Servers are part of the core business toolkit of nearly all small businesses these days (and all larger ones). Most businesses intuitively know when they need one, and know what they need it for. The server is like a hub, helping them share files, do backup, manage their internet connection, and provide email. The good news is that it’s pretty hard to buy yourself a server that doesn’t offer these basic functionalities.
Like any piece of technical equipment, it’s the specifications that can be confusing. Do you really need that extra hard disk, power supply or CPU? If you’ve got an IT provider you can trust, they should be able to help you navigate which options you need for your business. Here’s three things you should think about:
- Think about growth. We design our servers to be replaced after three years, which is good practice to lower your malfunction risks. How many staff will you have in three years time? How many files will you need to store? How many desks will you need to serve? What volume of email? What volume of network/internet traffic?

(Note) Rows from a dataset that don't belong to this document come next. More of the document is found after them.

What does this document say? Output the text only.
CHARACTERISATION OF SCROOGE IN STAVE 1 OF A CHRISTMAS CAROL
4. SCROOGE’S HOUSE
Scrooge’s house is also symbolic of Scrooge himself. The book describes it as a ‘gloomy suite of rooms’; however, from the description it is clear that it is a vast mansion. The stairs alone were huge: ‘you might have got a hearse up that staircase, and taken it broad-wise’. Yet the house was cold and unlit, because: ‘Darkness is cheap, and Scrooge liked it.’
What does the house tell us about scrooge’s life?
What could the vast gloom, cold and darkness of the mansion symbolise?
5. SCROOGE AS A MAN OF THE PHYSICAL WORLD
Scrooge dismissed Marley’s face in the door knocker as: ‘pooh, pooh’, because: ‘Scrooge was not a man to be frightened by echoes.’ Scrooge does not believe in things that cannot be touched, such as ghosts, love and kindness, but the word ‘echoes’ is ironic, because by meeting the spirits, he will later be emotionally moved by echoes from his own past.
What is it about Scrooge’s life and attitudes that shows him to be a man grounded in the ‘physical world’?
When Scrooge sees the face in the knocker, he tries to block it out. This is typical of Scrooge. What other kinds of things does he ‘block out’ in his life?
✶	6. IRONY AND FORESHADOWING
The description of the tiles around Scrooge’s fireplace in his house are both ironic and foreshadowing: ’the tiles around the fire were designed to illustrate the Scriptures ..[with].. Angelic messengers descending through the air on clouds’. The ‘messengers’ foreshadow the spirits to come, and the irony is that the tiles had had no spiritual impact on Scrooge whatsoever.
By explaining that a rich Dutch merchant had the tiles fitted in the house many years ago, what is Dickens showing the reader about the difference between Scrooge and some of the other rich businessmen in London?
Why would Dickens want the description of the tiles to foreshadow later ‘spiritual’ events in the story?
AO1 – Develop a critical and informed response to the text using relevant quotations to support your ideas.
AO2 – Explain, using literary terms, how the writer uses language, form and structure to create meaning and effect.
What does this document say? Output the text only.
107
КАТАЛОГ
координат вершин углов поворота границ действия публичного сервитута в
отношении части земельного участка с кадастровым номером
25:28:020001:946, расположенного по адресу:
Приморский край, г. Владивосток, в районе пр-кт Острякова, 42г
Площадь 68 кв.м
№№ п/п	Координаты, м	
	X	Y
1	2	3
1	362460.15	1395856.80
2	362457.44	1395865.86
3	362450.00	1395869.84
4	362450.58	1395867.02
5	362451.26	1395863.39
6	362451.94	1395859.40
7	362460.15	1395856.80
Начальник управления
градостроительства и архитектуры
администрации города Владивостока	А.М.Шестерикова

- Think about backup & recovery. There’s backup and then there’s backup. Unfortunately, not all backups are created equal. More worryingly, a lot of backup systems simply don’t work. At the basic level, a good backup solution will have RAID and be monitored. Your IT provider should be able to discuss the pros and cons of the various types of RAID & storage systems available (hardware vs software, magnetic vs SSD, write-safe vs non-write-safe caches, battery backup, etc). You should also be sure that your backup solution scales with your growing requirements. For example, an offsite backup solution over the internet isn’t going to work if your daily changes exceed your daily upload bandwidth (which is very easy to do in Australia.)
- Think about maintenance & monitoring. IT departments in large companies help keep servers in tip-top operating condition, doing scheduled maintenance, monitoring the health of key hardware, checking systems aren’t compromised, and other vital caretaking work. This proactive approach ensures maximum uptime and minimum risk. In the small business environment, unmaintained servers pose a real threat to data and productivity. We see small businesses out there all the time with ticking time bombs of data unreliability. This maintenance and monitoring should be very detailed when it comes to your storage stack – physical drives, controllers, RAID volumes, logical volumes and backup. This is detail-oriented work and you need someone who sweats these details looking after your precious data. Your IT provider should offer you a maintenance and monitoring program to ensure your most vital piece of hardware is performing at its best. We think this is so important that we never sell a CoreServer without the peace of mind of a management program.
On top of all that, you should ask what’s not included with your server quote. Do you need a separate router? A separate VPN server? A separate terminal server? Are these things properly specified or afterthoughts? (e.g. We see many great servers sitting behind totally inadequate consumer-grade ADSL router/modem/wifi devices). Separate licenses? Is installation included – if so, to what extent? Will you get training? Or will the provider move on to their next client after they’ve finished with you? There are no right answers to these – it all depends on your business objectives and desired commercial relationship. But you will almost certainly be up for a shock in the future if you or your provider don’t raise these things upfront.